Financial terms of the licensing agreement were not disclosed.

Cytori Says that USPTO Allows Claims in Licensed Stem Cell Patents
Cytori Therapeutics said this week that a notice of allowance has been issued by the US Patent and Trademark Office to the University of California for composition of matter claims pending in a patent application licensed by Cytori.
The allowed claims cover a population of stem cells, progenitor cells, and other replicating cells, which can be obtained from human adipose tissue, Cytori said.

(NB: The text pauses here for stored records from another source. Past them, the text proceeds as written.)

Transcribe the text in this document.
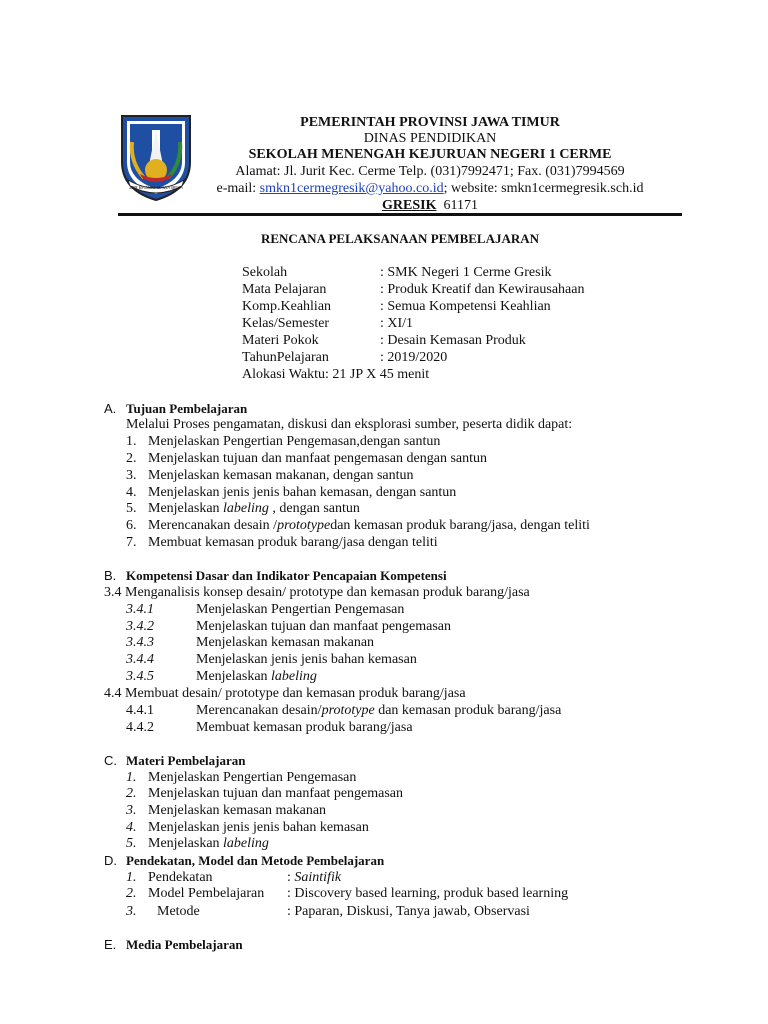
JER BASUKI MAWA BEYA
PEMERINTAH PROVINSI JAWA TIMUR
DINAS PENDIDIKAN
SEKOLAH MENENGAH KEJURUAN NEGERI 1 CERME
Alamat: Jl. Jurit Kec. Cerme Telp. (031)7992471; Fax. (031)7994569
e-mail: smkn1cermegresik@yahoo.co.id; website: smkn1cermegresik.sch.id
GRESIK 61171
RENCANA PELAKSANAAN PEMBELAJARAN
Sekolah	: SMK Negeri 1 Cerme Gresik
Mata Pelajaran	: Produk Kreatif dan Kewirausahaan
Komp.Keahlian	: Semua Kompetensi Keahlian
Kelas/Semester	: XI/1
Materi Pokok	: Desain Kemasan Produk
TahunPelajaran	: 2019/2020
Alokasi Waktu: 21 JP X 45 menit
A. Tujuan Pembelajaran
Melalui Proses pengamatan, diskusi dan eksplorasi sumber, peserta didik dapat:
1. Menjelaskan Pengertian Pengemasan,dengan santun
2. Menjelaskan tujuan dan manfaat pengemasan dengan santun
3. Menjelaskan kemasan makanan, dengan santun
4. Menjelaskan jenis jenis bahan kemasan, dengan santun
5. Menjelaskan labeling , dengan santun
6. Merencanakan desain /prototypedan kemasan produk barang/jasa, dengan teliti
7. Membuat kemasan produk barang/jasa dengan teliti
B. Kompetensi Dasar dan Indikator Pencapaian Kompetensi
3.4 Menganalisis konsep desain/ prototype dan kemasan produk barang/jasa
3.4.1	Menjelaskan Pengertian Pengemasan
3.4.2	Menjelaskan tujuan dan manfaat pengemasan
3.4.3	Menjelaskan kemasan makanan
3.4.4	Menjelaskan jenis jenis bahan kemasan
3.4.5	Menjelaskan labeling
4.4 Membuat desain/ prototype dan kemasan produk barang/jasa
4.4.1	Merencanakan desain/prototype dan kemasan produk barang/jasa
4.4.2	Membuat kemasan produk barang/jasa
C. Materi Pembelajaran
1. Menjelaskan Pengertian Pengemasan
2. Menjelaskan tujuan dan manfaat pengemasan
3. Menjelaskan kemasan makanan
4. Menjelaskan jenis jenis bahan kemasan
5. Menjelaskan labeling
D. Pendekatan, Model dan Metode Pembelajaran
1. Pendekatan	: Saintifik
2. Model Pembelajaran : Discovery based learning, produk based learning
3. Metode	: Paparan, Diskusi, Tanya jawab, Observasi
E. Media Pembelajaran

Specifically, the newly allowed claims are directed to cells expressing certain combinations of STRO-1+, CD29+, CD44+, CD71+, CD49D+, CD90+, CD105+, SH3, CD45-, CD31-, and low or undetectable levels of CD106. The University of California and the University of Pittsburgh jointly own the patent application covering these allowed claims.
The company also said that the allowed patent broadens its current patent portfolio for adipose-derived stem cell therapies and strengthens its ability to freely develop future therapeutics.

Stem Cell Sciences Licenses Cell-Reprogramming Tech from U of Cambridge
Stem Cell Sciences said this week that it has signed a licensing agreement with Cambridge Enterprise Limited, the technology-transfer company of the University of Cambridge, for technologies for reprogramming adult cells into stem cells.
The licensing deal relates specifically to patents and know-how for technologies used to generate induced pluripotent stem cells from mammalian cells, and developed by Austin Smith, director of the Wellcome Trust Centre for Stem Cell Research at the University of Cambridge.
SCS said that the new approach offers significant benefits because mammalian embryos are not required as the starting point for generating pluripotent stem cells, and that the resulting cells will have potential in medical research, drug discovery, and for the development of cell-based therapies.
SCS also said that the new license bolsters its relationship with Smith, whose earlier discoveries at the University of Edinburgh have also been exclusively licensed by the company.